Network Monitoring
This area focuses on network monitoring of the campus network. General requirements and framework conditions for monitoring is given. Netflow/IPFIX analysis is covered. Security monitoring, anomaly detection and behaviour analysis are also dealt with. Particular considerations for IPv6 monitoring are given. References to a number of open source tools are given, many of which are developed within the GÉANT community.


	Anonymity in Campus Networks This document focuses on the anonymity of campus networks. The negative aspects of anonymity for a university's reputation are discussed. The challenges of solving security incidents are dealt with. The main problem with anonymity occurs when an offender leaves footprints on the Internet that lead back to the university. This document provides recommendations for how to set up anonymity in the campus network from both a technical and legislative point of view.
	Framework Conditions and Requirements for Network Monitoring This recommendation defines the requirements and framework conditions for network monitoring in campus networks. Fault management, accounting management and performance management are covered. An approach using a toolkit of task-specific monitoring tools is recommended. A centralised alarm system should also be considered. The need for a robust monitoring system is emphasised, whose location requires careful consideration. The system itself should be monitored, and its level of redundancy should be evaluated. In addition, security must be a high priority for any monitoring system.
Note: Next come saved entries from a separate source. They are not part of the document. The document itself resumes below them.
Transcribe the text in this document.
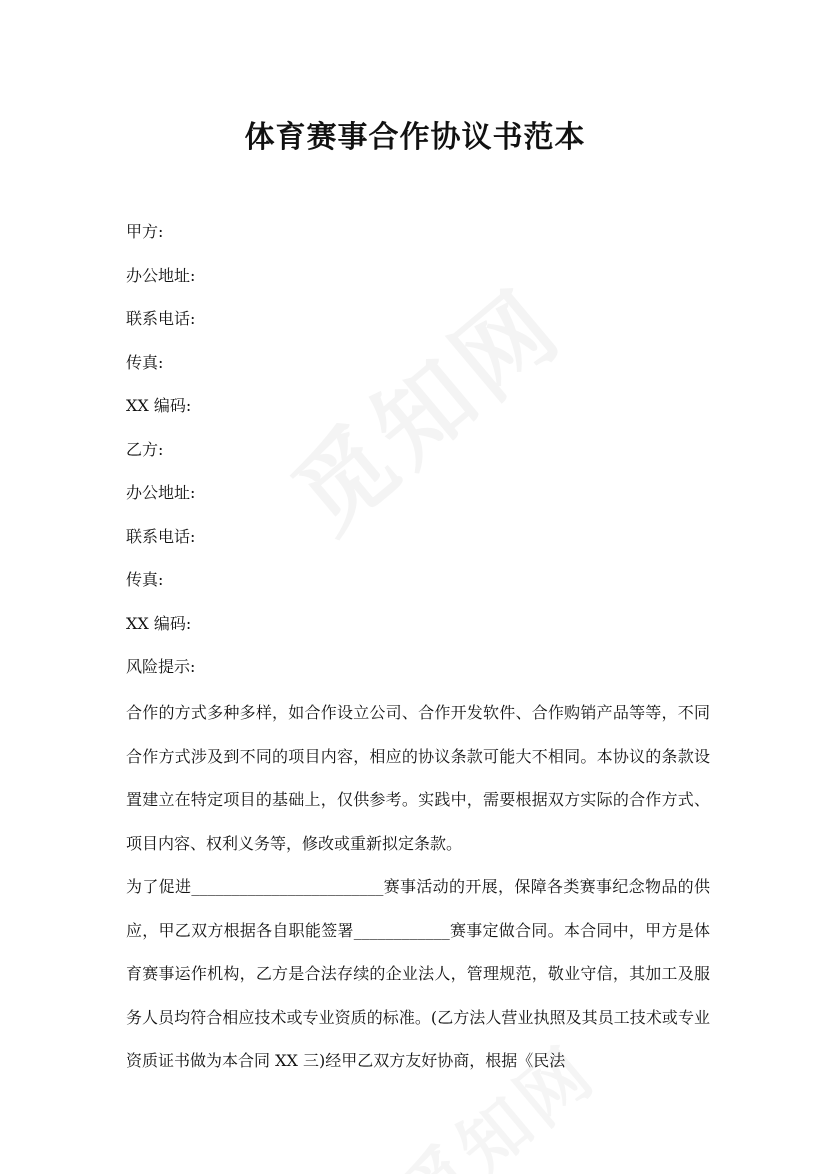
体育赛事合作协议书范本
甲方:
办公地址:
联系电话:
传真:
XX 编码:
乙方:
办公地址:
联系电话:
传真:
XX 编码:
风险提示:

合作的方式多种多样，如合作设立公司、合作开发软件、合作购销产品等等，不同合作方式涉及到不同的项目内容，相应的协议条款可能大不相同。本协议的条款设置建立在特定项目的基础上，仅供参考。实践中，需要根据双方实际的合作方式、项目内容、权利义务等，修改或重新拟定条款。

为了促进________________________赛事活动的开展，保障各类赛事纪念物品的供应，甲乙双方根据各自职能签署____________赛事定做合同。本合同中，甲方是体育赛事运作机构，乙方是合法存续的企业法人，管理规范，敬业守信，其加工及服务人员均符合相应技术或专业资质的标准。(乙方法人营业执照及其员工技术或专业资质证书做为本合同 XX 三)经甲乙双方友好协商，根据《民法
	Network Monitoring and Management Recommendations The purpose of this document is to provide an insight into basic NMS (Network Management System) activities, along with recommendations for administrators of campus and/or local networks intending to apply the NMS tools within their networks.
	Monitoring Tools for Network Services and Systems In this document, a complete overview of network services monitoring is given. Planning monitoring and different monitoring techniques, as well as their pros and cons are described. A thorough review of monitoring tools, ranging from self-written scripts to commercial products, is given.
	Network Monitoring Based on IP Data Flows Detailed network monitoring is becoming even more important, as the amount of illegal activities increases each year. Flow monitoring appears to be a robust and promising method, which makes automated search and classification of network incidents possible. The network administrator can gain an overview of which IP addresses and services use the most bandwidth. Network scans and any attack systems incidents can be detected.
	Network Security Monitoring and Behaviour Analysis The purpose of this document is to provide an insight into network security monitoring and behaviour analysis for administrators of campus network and computer security incident response team members. The document describes flow-based network security monitoring systems and how to deploy them in a campus network. The process of NetFlow generation, collection and anomaly detection are detailed.
	Recommendations for Network Traffic Analysis using the NetFlow Protocol The purpose of this document is to provide users with detailed information regarding proper configuration of the NetFlow protocol in a campus environment. Situations where devices do not support the NetFlow protocol are presented, and alternate solutions provided. Basic methods of NetFlow statistical analysis are also covered.
	Experiences with IDS and Honeypots There are a number of ways to secure networks and network devices. A defence-in-depth approach is recommended, which will set up a defence perimeter at many levels. This can be complemented by deploying intrusion detection systems (IDS). The document summarises the experiences CESNET has in the field of intrusion detection and prevention.
	Practical IPv6 Monitoring on Campus The IPv6 protocol creates new challenges for network administrators. Unlike IPv4, an IPv6 address no longer uniquely identifies a user or PC, because an IPv6 address can be randomly generated and keeps changing. Computers with an IPv6 stack can also communicate via predefined tunnels over the IPv4 infrastructure. This tunnelled traffic usually bypasses network security implemented in firewalls. This document discusses the major monitoring issues of IPv6. A practical solution for the monitoring of both IPv4 and IPv6 traffic is proposed. The solution is based on SNMP and NetFlow data, and provides ways of identifying user traffic.
	Organizing a Network Operations Centre on Campus This document discusses Network Operation Centres from the perspective of Funet member organisations relative to the Funet NOC. The document includes a brief description of what a Network Operation Centre is and presents models on how to organize a NOC. The document also discusses commonly used tools that are essential to NOC operations and how to use them. Network monitoring tools are not included in the scope of this document.
	Monitoring of RADIUS Infrastructure This document describes the implementation of the system used for monitoring a complex server authentication hierarchy based on the RADIUS protocol. The solution presented herein has been developed within the eduroam® service of the Academic Network of Republic of Serbia (AMRES). The eduroam® authentication infrastructure requires a suitable monitoring system, which enables testing the functionalities of all the RADIUS servers this service comprises. The monitoring system has been designed to provide a sufficiently detailed insight into the state of the RADIUS infrastructure, while not infringing upon user privacy as required under the eduroam® policy.